On 24.06.24 23:28, jeremy ardley wrote:
[...]You have your content in a neutral format [...]
ooxml is far from "neutral"...
What you don't do is use these output formats as your primary content.
Obviously not. That's why they are publishing formats, as in you send that in to be published, not to be further edited. That's why formats like odf and ooxml are content creation and editing formats, not publishing formats.
Examples relevant to debian include package documentation such as man pages, markdown, doxygen, docbook, latex.
That's just the same category like HTML, so that remark isn't adding anything to the discussion.
In my most recent experience, OCR of pdf documents is quite difficult if the layout is significant such as in bank statements. There are various tools to assist in extracting the content but it's quite marginal.
Depends on the software you use. For all I know Abbyy has very capable OCR software (I think it's called FineReader) that is very much capable of handling various layouts and difficult to read - as in very old - fonts. That was already the case about a decade ago and I doubt the software has gotten any worse. But of course it's not available on Linux.
On the other hand, give a screenshot of a bank statement to the 'ai' GPT4 and ask it to extract all transactions in csv format and it is done perfectly.
As I said, AI can help with that, Abbyy is using it too. Question only is, if locally run AI can do that too, as everything else is a guarantee for breaching data protection laws.
On a sidenote, PDF is basically Postscript on steroids. Its entire purpose is to describe how content is to be placed on a printed page. On a side-side note Postscript is actually a programming language with specialty in text layout but quite capable of doing significant computation activities - so long as your output eventually gets rendered on a page.

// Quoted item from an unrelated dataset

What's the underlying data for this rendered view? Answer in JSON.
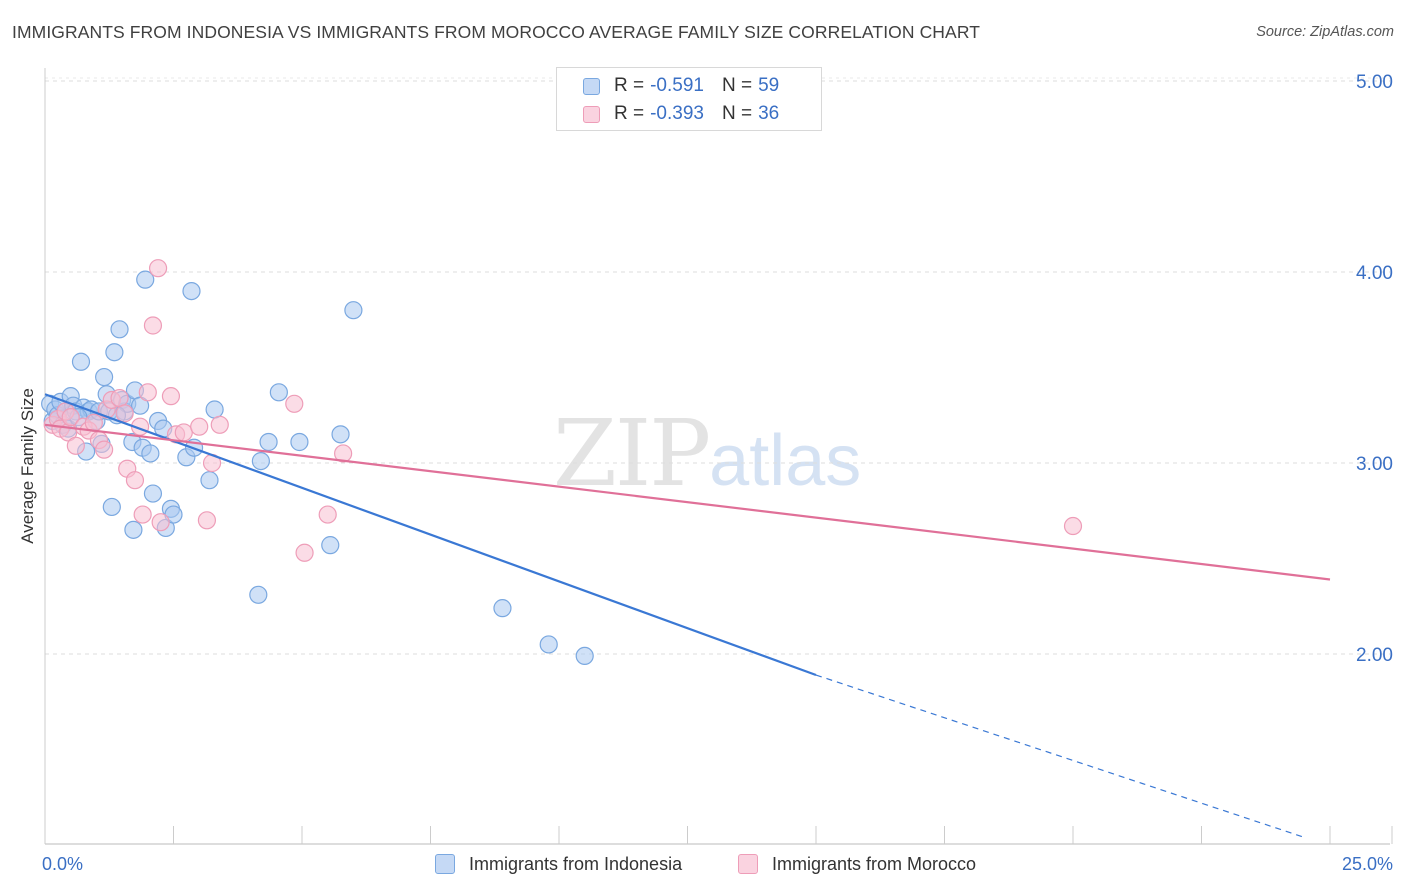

Never said anything contrary to that. Just that it's a very difficult to handle format because many things weren't defined prior to PDF 2.0. You had a predefined feature set, but nobody told you how to implement it, so chances were high that things wouldn't work as intended with every reader. But it seems the community of programmers for PDF readers has found common ground long before PDF 2.0 was a thing, so at least the standardized things would work everywhere.